Breastfeeding Promotion

We support and promote breastfeeding and the use of breastmilk as the normal way to feed infants, for at least the first year of life.

Breastfeeding mothers and babies benefit when their environments, homes, public spaces, and workplaces accommodate and encourage breastfeeding. There is strong evidence that factors in breast milk protect infants from a wide variety of illnesses including respiratory and digestive tract infections, ear infections, and urinary tract infections. Increasing scientific evidence has shown that breastfeeding significantly reduces rates of childhood obesity, and The American Academy of Pediatrics recommends exclusive breastfeeding for the first six months and continued breastfeeding after introduction of solid food for at least the first 12 months.

In California, less than 24% of infants are exclusively breastfed at 6 months. Many women terminate breastfeeding early when they return to work. We strive to inform the community of California laws that give women the right to breastfeed in public and to have a comfortable, private space at work for expressing breastmilk; and encourage organizations to accommodate breastfeeding women. See our Breastfeeding Accommodation Policy to find out how you can help make your organization more breastfeeding-friendly.


In 2013 we trained over 50 healthcare providers serving the Monument Community of Concord on breastfeeding support best practices, and the next year we trained 20 community health advocates, or promotoras, in breastfeeding support and peer-counseling.

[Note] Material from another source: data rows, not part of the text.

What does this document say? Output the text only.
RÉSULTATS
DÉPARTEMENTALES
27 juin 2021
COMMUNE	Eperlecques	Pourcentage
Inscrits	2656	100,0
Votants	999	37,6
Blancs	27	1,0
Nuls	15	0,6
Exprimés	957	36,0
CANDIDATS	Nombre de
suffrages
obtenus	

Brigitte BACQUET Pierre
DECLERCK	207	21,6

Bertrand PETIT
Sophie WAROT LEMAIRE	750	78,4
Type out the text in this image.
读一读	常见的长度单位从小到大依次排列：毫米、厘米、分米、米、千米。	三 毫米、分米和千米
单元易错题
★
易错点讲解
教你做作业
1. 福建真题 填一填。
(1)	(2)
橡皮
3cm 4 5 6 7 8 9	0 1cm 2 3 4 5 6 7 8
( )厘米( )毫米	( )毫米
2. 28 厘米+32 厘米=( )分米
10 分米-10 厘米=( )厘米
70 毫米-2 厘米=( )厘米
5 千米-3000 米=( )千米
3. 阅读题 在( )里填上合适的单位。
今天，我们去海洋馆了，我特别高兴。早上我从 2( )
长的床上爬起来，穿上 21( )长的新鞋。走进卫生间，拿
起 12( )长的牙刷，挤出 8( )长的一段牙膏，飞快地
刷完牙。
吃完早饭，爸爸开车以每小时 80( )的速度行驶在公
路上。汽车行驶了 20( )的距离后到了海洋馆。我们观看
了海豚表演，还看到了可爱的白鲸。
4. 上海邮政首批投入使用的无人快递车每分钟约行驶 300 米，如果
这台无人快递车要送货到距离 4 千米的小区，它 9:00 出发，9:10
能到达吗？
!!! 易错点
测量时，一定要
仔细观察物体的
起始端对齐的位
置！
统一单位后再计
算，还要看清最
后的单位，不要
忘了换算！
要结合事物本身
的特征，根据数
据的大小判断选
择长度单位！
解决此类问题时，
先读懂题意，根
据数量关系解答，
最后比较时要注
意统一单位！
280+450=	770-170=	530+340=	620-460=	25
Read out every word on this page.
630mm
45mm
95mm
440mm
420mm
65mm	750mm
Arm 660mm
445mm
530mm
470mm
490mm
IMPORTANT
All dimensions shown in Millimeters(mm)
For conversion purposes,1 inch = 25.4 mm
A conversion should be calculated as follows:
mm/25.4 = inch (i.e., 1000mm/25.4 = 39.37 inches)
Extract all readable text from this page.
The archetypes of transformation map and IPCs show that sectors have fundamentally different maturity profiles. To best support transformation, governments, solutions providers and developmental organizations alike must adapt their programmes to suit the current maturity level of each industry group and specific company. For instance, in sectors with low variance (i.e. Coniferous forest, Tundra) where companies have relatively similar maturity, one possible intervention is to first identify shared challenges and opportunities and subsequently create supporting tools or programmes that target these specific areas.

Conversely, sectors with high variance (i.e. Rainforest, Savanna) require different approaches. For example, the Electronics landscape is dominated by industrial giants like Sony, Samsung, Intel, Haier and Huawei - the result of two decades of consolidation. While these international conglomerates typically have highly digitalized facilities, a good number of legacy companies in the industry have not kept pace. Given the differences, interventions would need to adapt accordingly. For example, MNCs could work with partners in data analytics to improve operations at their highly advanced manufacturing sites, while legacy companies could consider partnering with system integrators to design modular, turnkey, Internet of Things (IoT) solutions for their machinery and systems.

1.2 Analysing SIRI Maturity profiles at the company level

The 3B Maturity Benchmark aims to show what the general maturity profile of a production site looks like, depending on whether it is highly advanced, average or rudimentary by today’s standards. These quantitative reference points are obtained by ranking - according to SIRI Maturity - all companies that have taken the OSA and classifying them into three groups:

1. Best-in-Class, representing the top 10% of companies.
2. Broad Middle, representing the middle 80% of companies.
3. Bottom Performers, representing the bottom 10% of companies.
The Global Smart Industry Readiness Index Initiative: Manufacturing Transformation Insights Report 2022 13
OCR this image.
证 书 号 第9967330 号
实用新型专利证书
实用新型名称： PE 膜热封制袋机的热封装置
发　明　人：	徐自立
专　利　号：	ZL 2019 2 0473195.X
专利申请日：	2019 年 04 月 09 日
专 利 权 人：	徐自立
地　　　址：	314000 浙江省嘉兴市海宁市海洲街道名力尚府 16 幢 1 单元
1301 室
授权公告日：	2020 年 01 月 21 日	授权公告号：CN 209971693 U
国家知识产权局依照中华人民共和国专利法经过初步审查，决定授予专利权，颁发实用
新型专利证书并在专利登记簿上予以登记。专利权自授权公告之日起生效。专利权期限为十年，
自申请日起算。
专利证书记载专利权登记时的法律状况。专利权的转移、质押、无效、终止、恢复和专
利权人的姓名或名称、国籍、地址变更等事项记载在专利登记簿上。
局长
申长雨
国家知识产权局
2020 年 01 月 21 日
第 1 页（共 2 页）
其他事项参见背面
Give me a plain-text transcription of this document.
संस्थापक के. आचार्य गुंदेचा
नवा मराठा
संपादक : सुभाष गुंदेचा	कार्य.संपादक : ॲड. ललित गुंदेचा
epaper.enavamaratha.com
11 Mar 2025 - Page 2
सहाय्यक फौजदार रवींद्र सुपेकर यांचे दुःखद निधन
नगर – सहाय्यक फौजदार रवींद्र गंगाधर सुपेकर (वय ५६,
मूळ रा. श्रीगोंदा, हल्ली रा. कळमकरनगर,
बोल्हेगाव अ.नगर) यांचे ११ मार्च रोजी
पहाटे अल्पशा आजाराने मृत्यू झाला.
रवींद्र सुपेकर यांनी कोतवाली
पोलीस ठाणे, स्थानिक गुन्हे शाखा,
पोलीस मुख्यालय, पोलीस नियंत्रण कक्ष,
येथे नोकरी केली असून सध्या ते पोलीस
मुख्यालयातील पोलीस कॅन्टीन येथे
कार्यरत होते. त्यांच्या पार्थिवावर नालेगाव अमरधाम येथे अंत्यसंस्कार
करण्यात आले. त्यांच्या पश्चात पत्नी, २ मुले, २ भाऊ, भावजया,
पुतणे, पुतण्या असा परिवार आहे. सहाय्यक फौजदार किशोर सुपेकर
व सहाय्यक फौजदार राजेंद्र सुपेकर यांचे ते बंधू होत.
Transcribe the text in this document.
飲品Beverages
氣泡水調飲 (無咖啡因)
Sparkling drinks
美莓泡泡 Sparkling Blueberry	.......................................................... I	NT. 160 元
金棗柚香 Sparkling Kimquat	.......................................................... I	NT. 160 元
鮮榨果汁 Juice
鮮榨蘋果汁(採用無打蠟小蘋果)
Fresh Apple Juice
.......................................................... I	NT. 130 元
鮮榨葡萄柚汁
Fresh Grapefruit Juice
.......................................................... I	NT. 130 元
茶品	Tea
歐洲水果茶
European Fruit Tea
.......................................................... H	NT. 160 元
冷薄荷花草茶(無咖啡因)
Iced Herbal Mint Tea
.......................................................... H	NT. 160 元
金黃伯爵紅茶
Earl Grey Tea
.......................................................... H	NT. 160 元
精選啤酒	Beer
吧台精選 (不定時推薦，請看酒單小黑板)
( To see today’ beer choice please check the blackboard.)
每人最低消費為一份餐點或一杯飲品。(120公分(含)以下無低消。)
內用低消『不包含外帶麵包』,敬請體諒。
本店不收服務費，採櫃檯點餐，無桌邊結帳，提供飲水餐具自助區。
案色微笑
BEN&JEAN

Learning techniques through questions, plus having information about benefits for mothers and baby have given me tools so that I can help other women in the most difficult moments as mothers … Thank you for this course, which has turned out to be indispensable and beneficial both for me and whomever I help. An attendee of our Spanish-language promotora training

We received the 2015 Golden Nugget Award from the California Breastfeeding Coalition for Excellence in Reducing a Key Barrier to Breastfeeding.